The Unitary Executive Theory means nothing if it is not practiced. Not to worry, Cheney is again leading the charge. The GAO found that of 19 provisions in signing statements that it tracked during 2006, nearly a third were not carried out according to the law. In short, Bush and Cheney have deliberately chosen not to enforce the law of the land, laws which Bush signed. Consequently, what Bush and Cheney are doing is far graver and more serious than anything Richard Nixon or his proxies did. They knew they were doing wrong, but tried to hide it. The Bush Administration feels no need to hide any of it.

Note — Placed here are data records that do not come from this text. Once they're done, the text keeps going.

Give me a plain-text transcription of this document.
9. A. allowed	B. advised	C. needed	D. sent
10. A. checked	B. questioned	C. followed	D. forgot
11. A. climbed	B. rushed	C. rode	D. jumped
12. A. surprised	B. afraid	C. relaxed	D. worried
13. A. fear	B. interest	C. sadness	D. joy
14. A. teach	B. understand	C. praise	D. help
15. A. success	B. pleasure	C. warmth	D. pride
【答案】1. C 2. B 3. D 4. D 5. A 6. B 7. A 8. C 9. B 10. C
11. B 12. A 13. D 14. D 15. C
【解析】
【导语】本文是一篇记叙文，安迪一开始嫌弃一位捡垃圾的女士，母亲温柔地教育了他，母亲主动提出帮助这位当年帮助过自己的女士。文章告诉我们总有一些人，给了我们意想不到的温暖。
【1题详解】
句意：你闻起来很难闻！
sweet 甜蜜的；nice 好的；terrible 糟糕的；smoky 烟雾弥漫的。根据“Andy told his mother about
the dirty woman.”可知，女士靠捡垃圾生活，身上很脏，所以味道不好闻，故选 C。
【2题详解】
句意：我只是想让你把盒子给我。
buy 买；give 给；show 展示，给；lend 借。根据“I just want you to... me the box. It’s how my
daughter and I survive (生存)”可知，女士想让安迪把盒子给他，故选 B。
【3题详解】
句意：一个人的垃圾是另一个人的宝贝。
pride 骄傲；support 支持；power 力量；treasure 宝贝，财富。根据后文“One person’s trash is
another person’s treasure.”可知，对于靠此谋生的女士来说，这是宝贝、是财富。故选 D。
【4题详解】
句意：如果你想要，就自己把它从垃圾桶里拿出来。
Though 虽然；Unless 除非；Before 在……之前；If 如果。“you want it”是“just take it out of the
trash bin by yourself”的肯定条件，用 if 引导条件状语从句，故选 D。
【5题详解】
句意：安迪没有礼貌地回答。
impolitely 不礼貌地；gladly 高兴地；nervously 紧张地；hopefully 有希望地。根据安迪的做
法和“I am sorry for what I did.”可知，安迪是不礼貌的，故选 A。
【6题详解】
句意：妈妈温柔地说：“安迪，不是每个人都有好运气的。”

Law is meaningless if not enforced. We trust the Executive Branch to impartially carry out the law, whether it agrees with it or not. (The remedy for disagreement is the veto.) Rather than have coequal branches, the application of this theory grossly, disproportionately and unconstitutionally shifts power toward the Executive Branch. Rather than it being a check on the power of Congress, the application of the Unitary Executive Theory shows an Executive Branch that is unaccountable and out of control.

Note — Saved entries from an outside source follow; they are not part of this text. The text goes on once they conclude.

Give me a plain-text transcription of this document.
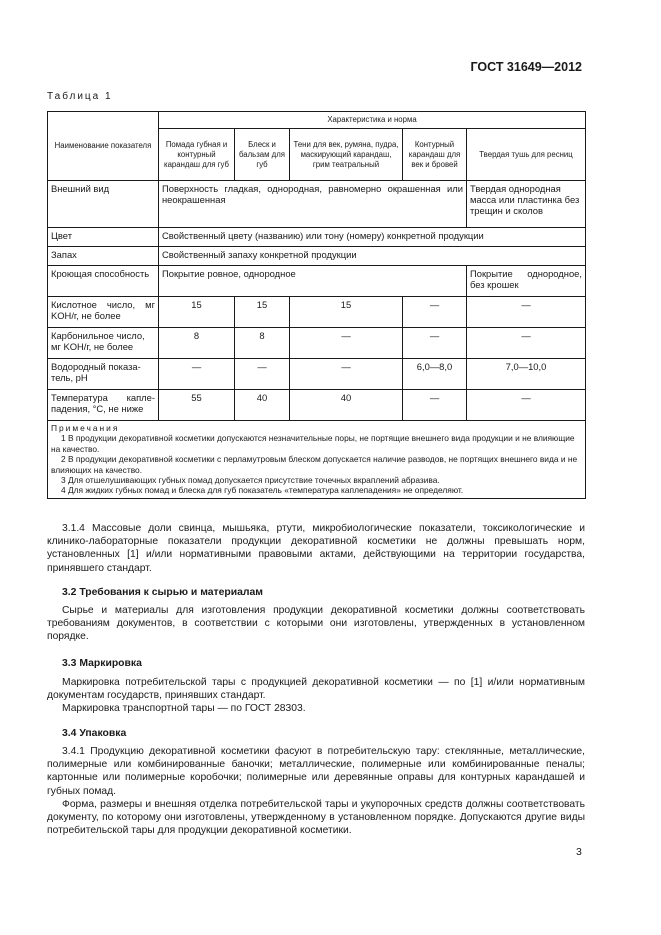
ГОСТ 31649—2012
Таблица 1
Наименование показателя	Характеристика и норма				
	Помада губная и контурный карандаш для губ	Блеск и бальзам для губ	Тени для век, румяна, пудра, маскирующий карандаш, грим театральный	Контурный карандаш для век и бровей	Твердая тушь для ресниц
Внешний вид	Поверхность гладкая, однородная, равномерно окрашенная или неокрашенная				Твердая однородная масса или пластинка без трещин и сколов
Цвет	Свойственный цвету (названию) или тону (номеру) конкретной продукции				
Запах	Свойственный запаху конкретной продукции				
Кроющая способность	Покрытие ровное, однородное				Покрытие однородное, без крошек
Кислотное число, мг KOH/г, не более	15	15	15	—	—
Карбонильное число, мг KOH/г, не более	8	8	—	—	—
Водородный показатель, pH	—	—	—	6,0—8,0	7,0—10,0
Температура каплепадения, °C, не ниже	55	40	40	—	—

Примечания
1 В продукции декоративной косметики допускаются незначительные поры, не портящие внешнего вида продукции и не влияющие на качество.
2 В продукции декоративной косметики с перламутровым блеском допускается наличие разводов, не портящих внешнего вида и не влияющих на качество.
3 Для отшелушивающих губных помад допускается присутствие точечных вкраплений абразива.
4 Для жидких губных помад и блеска для губ показатель «температура каплепадения» не определяют.					

3.1.4 Массовые доли свинца, мышьяка, ртути, микробиологические показатели, токсикологические и клинико-лабораторные показатели продукции декоративной косметики не должны превышать норм, установленных [1] и/или нормативными правовыми актами, действующими на территории государства, принявшего стандарт.

3.2 Требования к сырью и материалам

Сырье и материалы для изготовления продукции декоративной косметики должны соответствовать требованиям документов, в соответствии с которыми они изготовлены, утвержденных в установленном порядке.

3.3 Маркировка

Маркировка потребительской тары с продукцией декоративной косметики — по [1] и/или нормативным документам государств, принявших стандарт.

Маркировка транспортной тары — по ГОСТ 28303.

3.4 Упаковка

3.4.1 Продукцию декоративной косметики фасуют в потребительскую тару: стеклянные, металлические, полимерные или комбинированные баночки; металлические, полимерные или комбинированные пеналы; картонные или полимерные коробочки; полимерные или деревянные оправы для контурных карандашей и губных помад.

Форма, размеры и внешняя отделка потребительской тары и укупорочных средств должны соответствовать документу, по которому они изготовлены, утвержденному в установленном порядке. Допускаются другие виды потребительской тары для продукции декоративной косметики.

3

The easy way out is to wait until January 2009 and hope that in a free and fair election, we will elect a president that respects the rule of law. However, this does not deter egregious behavior like this by future presidents. Consequently, Congress needs to hold the White House accountable, and Cheney is the obvious target. For the law has been broken. The Bush Administration has deliberately circumvented the law of the land. Moreover, it did so not accidentally, but quite deliberately. Its fingerprints can be found in its many signing statements. If it requires a constitutional crisis to resolve the issue of legality of signing statements, Congress owes it to future generations to charge ahead.
We citizens must demand that our government add additional checks so that someone like Dick Cheney can never usurp the rule of law with impunity again. This may require a constitutional amendment that clarifies the legality of signing statements and the duties of the president to uniformly and impartially enforce the law. Cheney’s actions have exposed a gaping hole in our system of government. It has thus far not been a problem because we have had leaders who had sufficient respect for the constitution to put it above their own partisan purposes. We must ensure that our constitution becomes meaningful again through a constitutional amendment and subsequent legislation.